Yesterday, someone close to me said something that really hurt me. It sent me into waves of confusion because this person had become very close and dear to me since the time that I arrived here. Yet, what this person said had so completely shaken my thoughts that I was shocked and baffled at the character that was shown through the words that were spoken. Without even thinking, I barked back but realized immediately that that was the wrong kind of response. Therefore, I softened my tone as I went on and even tried to add some humor into it. Thankfully, the other person didn't seem to be affected by it at all--but as for the hurtful comment that was given to me, it stayed on my mind all day. I finally gave it to the Lord in prayer that night and just this morning, He answered with me from Colossians 3:12-15:

“Therefore, God’s chosen ones, holy and loved, put on heartfelt compassion, kindness, humility, gentleness, and patience, accepting one another and forgiving one another if anyone has a complaint against another. Just as the Lord has forgiven you, so also you must forgive. Above all, put on love—the perfect bond of unity. And let the peace of the Messiah, to which you were also called in one body, control your hearts. Be thankful.”

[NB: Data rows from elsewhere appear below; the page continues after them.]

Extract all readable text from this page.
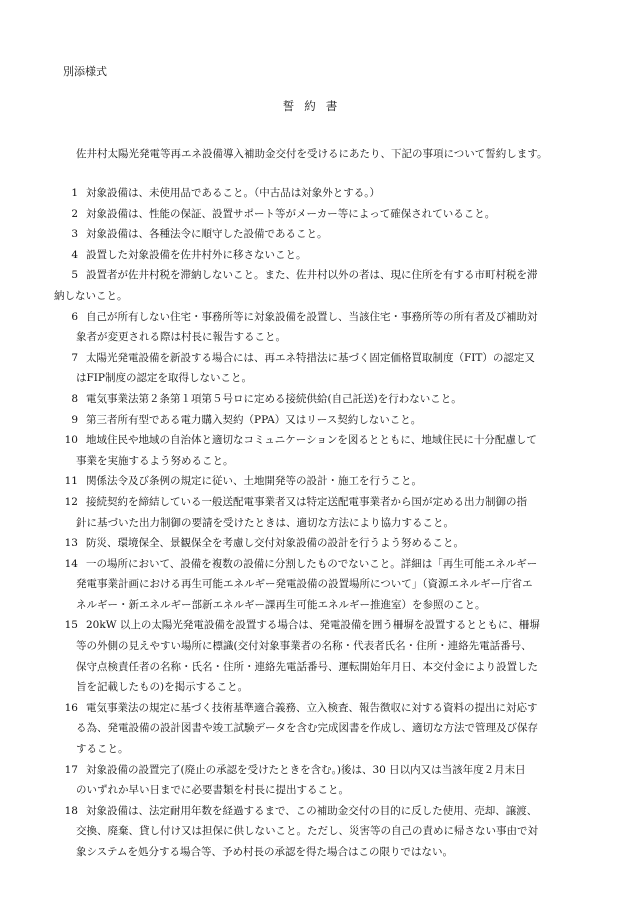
別添様式

誓約書

佐井村太陽光発電等再エネ設備導入補助金交付を受けるにあたり、下記の事項について誓約します。

1 対象設備は、未使用品であること。（中古品は対象外とする。）
2 対象設備は、性能の保証、設置サポート等がメーカー等によって確保されていること。
3 対象設備は、各種法令に順守した設備であること。
4 設置した対象設備を佐井村外に移さないこと。
5 設置者が佐井村税を滞納しないこと。また、佐井村以外の者は、現に住所を有する市町村税を滞
納しないこと。
6 自己が所有しない住宅・事務所等に対象設備を設置し、当該住宅・事務所等の所有者及び補助対
象者が変更される際は村長に報告すること。
7 太陽光発電設備を新設する場合には、再エネ特措法に基づく固定価格買取制度（FIT）の認定又
はFIP制度の認定を取得しないこと。
8 電気事業法第２条第１項第５号ロに定める接続供給(自己託送)を行わないこと。
9 第三者所有型である電力購入契約（PPA）又はリース契約しないこと。
10 地域住民や地域の自治体と適切なコミュニケーションを図るとともに、地域住民に十分配慮して
事業を実施するよう努めること。
11 関係法令及び条例の規定に従い、土地開発等の設計・施工を行うこと。
12 接続契約を締結している一般送配電事業者又は特定送配電事業者から国が定める出力制御の指
針に基づいた出力制御の要請を受けたときは、適切な方法により協力すること。
13 防災、環境保全、景観保全を考慮し交付対象設備の設計を行うよう努めること。
14 一の場所において、設備を複数の設備に分割したものでないこと。詳細は「再生可能エネルギー
発電事業計画における再生可能エネルギー発電設備の設置場所について」（資源エネルギー庁省エ
ネルギー・新エネルギー部新エネルギー課再生可能エネルギー推進室）を参照のこと。
15 20kW 以上の太陽光発電設備を設置する場合は、発電設備を囲う柵塀を設置するとともに、柵塀
等の外側の見えやすい場所に標識(交付対象事業者の名称・代表者氏名・住所・連絡先電話番号、
保守点検責任者の名称・氏名・住所・連絡先電話番号、運転開始年月日、本交付金により設置した
旨を記載したもの)を掲示すること。
16 電気事業法の規定に基づく技術基準適合義務、立入検査、報告徴収に対する資料の提出に対応す
る為、発電設備の設計図書や竣工試験データを含む完成図書を作成し、適切な方法で管理及び保存
すること。
17 対象設備の設置完了(廃止の承認を受けたときを含む。)後は、30 日以内又は当該年度２月末日
のいずれか早い日までに必要書類を村長に提出すること。
18 対象設備は、法定耐用年数を経過するまで、この補助金交付の目的に反した使用、売却、譲渡、
交換、廃棄、貸し付け又は担保に供しないこと。ただし、災害等の自己の責めに帰さない事由で対
象システムを処分する場合等、予め村長の承認を得た場合はこの限りではない。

God is so faithful--He always encourages me right when I need it. I shouldn't forget the fact that before I came to Christ, I had so maliciously mistreated Him with words from my own mouth as well. Nevertheless, He has given us "redemption through His blood, the forgiveness of our trespasses, according to the riches of His grace” (Ephesians 1:7). God is good, amen? Let us learn from the example that He has already set for us, and let us be quick to forgive, slow to speak, slow to anger, and be graceful with the tongue that God has given us.

"Out of the same mouth come blessing and cursing. My brothers, these things should not be this way. Does a spring pour out sweet and bitter water from the same opening?" -James 3:10-11

I'm reminded of a lesson I learned in marriage and counseling (for the few days that I was in there). The instructor said that when your spouse suddenly speaks harshly to you, you should answer back with a gentle, softer tone to avoid unnecessary arguments. It surprises me sometimes how, if people would just read the Bible and live according to its principles, they would be able to exhibit such character that is often published in best-selling books today.